The basic plot of 1989’s Major League is team ownership giving up on fielding a competitive squad and rooting for the team to lose. The players are galvanized by the lack of faith and go on to win their division.
It’s too early to tell, but the Cubs might be headed for a similar path.
As May comes to a close, they are six games above .500 and a half game behind the St. Louis Cardinals for the NL Central lead. This month, they have won every series minus a two-game set against the Cleveland Indians. That includes sweeps of the Dodgers and Pirates.
But as they prepare to host the San Diego Padres for three games beginning on Memorial Day, the Cubs will kick of a June schedule that will assuredly test if this team is for real.
“Without getting too far ahead, you got the best team coming in here next and playing a high level of baseball too,” Cubs manager David Ross told reporters Sunday.
The three games against the Padres in Chicago are followed by a trip through San Francisco and San Diego, where two of the best teams in the National League await. Historically, west coast trips have been a challenge for the Cubs.
After that, they return home briefly from June 11-13 to play division rival St. Louis, only to hit the road again and play the Mets for four games in New York. The Cubs are among the most banged-up teams in baseball, rivaled only be the Mets. But, like the Cubs, the Mets keep winning in spite of a lengthy list of injured players.
“I would say we’re not at full strength,” Ross said. “So we’re not going to take a full look at can we compete with this team or not without being fully healthy. It’ll be a good test for us.”
After their trip to New York, the Cubs come back home June 18-22 to face the Miami Marlins and Indians. That might be the easiest chunk of the month’s schedule. The Cubs will close out June with a swing through Los Angeles to face the Dodgers and then through Milwaukee for their always-tough divisional opponent Brewers.
If, by the end of all of this, the Cubs are still in contention for the division, they will have made a case for a renewed sense of faith from the front office. By trading Cy Young runner up Yu Darvish in the offseason, Cubs brass more or less indicated that they were not looking to win in 2021.
Along with the demanding June schedule, injuries to key players might trip up the Cubs’ efforts to win despite all that’s stacked against them. Over the weekend, infielder David Bote dislocated his shoulder, and he is likely sidelined for at least several weeks. First baseman Anthony Rizzo is battling back issues, and that’s forced usual third baseman Kris Bryant to play out of position. Outfielders Jason Heyward and Jake Marisnick both have hamstring strains with no clear date for return. Utilityman Matt Duffy has a strained lower back, and young sensation Nico Hoerner is dealing with a balky hamstring too.
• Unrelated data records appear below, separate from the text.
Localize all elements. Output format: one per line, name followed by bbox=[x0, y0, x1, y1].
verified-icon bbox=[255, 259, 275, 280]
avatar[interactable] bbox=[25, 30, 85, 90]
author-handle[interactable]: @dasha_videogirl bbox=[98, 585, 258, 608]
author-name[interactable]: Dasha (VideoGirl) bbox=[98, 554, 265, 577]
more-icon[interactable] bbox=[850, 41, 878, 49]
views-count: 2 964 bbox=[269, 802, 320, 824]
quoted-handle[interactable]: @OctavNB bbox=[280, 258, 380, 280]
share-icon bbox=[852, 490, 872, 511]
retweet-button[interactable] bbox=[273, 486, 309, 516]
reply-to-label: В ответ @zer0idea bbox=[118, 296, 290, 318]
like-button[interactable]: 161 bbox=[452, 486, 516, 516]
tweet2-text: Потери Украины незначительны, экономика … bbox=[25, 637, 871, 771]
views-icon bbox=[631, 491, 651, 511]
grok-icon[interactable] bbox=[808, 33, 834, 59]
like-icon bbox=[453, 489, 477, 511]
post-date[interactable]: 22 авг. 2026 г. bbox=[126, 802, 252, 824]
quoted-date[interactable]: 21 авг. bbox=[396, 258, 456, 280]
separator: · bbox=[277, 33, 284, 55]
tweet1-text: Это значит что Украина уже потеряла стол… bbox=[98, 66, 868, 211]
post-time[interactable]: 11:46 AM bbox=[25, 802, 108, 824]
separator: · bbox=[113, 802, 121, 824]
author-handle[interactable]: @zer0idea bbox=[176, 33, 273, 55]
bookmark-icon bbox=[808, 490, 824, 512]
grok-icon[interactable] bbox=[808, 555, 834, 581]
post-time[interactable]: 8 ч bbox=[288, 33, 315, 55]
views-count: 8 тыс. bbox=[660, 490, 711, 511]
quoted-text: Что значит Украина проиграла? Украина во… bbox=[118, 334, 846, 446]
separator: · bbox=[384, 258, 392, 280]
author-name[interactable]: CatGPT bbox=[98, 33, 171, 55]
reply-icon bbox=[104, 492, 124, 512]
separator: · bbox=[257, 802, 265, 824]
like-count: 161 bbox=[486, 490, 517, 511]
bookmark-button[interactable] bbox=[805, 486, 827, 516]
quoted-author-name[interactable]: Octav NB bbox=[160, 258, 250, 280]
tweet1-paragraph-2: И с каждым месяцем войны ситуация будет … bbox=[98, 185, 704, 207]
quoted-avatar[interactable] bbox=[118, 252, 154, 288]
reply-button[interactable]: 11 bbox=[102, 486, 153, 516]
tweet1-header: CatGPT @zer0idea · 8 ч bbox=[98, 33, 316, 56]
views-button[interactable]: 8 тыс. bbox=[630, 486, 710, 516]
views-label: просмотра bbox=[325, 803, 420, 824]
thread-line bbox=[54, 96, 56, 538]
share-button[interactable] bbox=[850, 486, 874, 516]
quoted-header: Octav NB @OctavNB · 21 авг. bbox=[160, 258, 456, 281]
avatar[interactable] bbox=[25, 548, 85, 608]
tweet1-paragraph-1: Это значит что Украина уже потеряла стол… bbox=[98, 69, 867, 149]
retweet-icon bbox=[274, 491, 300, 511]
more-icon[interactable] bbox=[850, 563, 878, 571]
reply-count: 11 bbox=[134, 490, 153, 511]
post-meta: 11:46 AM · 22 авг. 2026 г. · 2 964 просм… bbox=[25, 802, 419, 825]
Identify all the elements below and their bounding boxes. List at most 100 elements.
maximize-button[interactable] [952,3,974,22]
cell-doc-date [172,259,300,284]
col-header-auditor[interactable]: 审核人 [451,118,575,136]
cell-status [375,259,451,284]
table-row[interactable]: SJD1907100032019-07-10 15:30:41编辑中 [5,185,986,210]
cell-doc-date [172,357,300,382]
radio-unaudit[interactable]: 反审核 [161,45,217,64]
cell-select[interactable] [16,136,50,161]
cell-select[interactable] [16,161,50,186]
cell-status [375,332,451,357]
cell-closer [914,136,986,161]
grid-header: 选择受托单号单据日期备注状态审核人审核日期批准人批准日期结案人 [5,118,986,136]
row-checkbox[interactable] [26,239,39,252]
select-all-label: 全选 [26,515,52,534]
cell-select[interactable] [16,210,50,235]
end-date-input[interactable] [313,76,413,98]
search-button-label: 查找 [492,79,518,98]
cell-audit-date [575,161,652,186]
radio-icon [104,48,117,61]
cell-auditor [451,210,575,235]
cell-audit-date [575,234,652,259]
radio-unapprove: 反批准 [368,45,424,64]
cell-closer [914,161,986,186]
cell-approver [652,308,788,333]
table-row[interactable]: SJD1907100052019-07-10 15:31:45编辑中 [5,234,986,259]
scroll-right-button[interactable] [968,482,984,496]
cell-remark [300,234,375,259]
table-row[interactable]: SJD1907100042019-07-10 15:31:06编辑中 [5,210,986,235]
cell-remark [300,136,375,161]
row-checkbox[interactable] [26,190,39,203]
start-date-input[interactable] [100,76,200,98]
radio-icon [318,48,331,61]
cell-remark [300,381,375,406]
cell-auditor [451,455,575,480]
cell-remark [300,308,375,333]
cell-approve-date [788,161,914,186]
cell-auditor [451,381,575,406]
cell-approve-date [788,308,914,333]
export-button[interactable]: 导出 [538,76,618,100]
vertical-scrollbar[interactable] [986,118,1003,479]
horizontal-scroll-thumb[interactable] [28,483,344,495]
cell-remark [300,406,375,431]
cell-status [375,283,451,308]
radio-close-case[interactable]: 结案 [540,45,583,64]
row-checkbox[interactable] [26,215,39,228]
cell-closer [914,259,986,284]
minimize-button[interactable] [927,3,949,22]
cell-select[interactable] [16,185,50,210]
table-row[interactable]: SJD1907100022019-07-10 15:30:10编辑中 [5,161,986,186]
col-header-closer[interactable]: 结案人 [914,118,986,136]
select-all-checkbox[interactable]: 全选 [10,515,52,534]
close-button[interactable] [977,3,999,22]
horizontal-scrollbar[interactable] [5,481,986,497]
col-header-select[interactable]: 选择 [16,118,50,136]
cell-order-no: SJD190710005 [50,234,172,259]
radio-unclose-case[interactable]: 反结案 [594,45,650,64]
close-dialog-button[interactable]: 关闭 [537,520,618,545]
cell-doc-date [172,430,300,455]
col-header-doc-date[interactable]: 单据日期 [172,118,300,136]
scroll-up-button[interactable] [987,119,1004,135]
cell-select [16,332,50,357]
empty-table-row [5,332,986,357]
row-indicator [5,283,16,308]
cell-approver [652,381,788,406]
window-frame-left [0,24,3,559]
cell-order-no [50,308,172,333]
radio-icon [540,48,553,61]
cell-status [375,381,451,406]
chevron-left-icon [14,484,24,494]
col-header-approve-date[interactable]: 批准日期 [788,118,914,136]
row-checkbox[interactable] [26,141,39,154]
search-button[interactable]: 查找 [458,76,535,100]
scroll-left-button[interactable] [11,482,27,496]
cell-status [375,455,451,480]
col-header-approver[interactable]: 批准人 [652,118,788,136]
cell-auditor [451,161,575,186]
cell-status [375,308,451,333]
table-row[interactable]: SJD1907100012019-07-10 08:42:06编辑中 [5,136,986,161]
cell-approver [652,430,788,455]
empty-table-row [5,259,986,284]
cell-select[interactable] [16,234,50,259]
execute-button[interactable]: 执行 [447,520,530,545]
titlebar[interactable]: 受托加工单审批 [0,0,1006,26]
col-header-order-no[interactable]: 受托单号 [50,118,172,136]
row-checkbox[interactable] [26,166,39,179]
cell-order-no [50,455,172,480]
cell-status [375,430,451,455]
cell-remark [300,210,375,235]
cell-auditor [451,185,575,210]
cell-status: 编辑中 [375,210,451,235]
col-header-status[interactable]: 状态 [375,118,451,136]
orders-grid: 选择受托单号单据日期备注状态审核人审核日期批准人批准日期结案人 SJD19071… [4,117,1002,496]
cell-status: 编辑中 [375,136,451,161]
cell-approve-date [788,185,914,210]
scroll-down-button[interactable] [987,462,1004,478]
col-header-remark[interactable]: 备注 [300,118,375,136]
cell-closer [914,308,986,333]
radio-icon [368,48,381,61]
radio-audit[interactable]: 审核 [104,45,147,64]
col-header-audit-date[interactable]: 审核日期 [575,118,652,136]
If that’s not enough, Monday starter Trevor Williams needed an appendectomy Sunday morning, so the Cubs are going with Starter TBD as the Padres come to town.
All the same, the Cubs regulars have a lot of faith in the guys called upon to step in for the injured.
“We’ve consistently shown the ability to pick up the slack with guys being called up and filling in in big situations,” Jake Arrieta told reporters Sunday. “I think we’re going do just fine. We’ve shown the ability to do that this past month or so and hopefully we can keep that going.”
The Cubs have had to reach into the third rung of the depth chart in some places, and while it’s worked against teams like the Tigers, Pirates, and Reds in May, games against the Padres, Dodgers, Giants, and Mets will put that to the test.
“I don’t think that we should paint a picture whether we sweep all these teams or they sweep us or we split,” Ross said. “I don’t think it’s a real indicative measure of where we can and can’t be in the end of the season and into the playoffs.”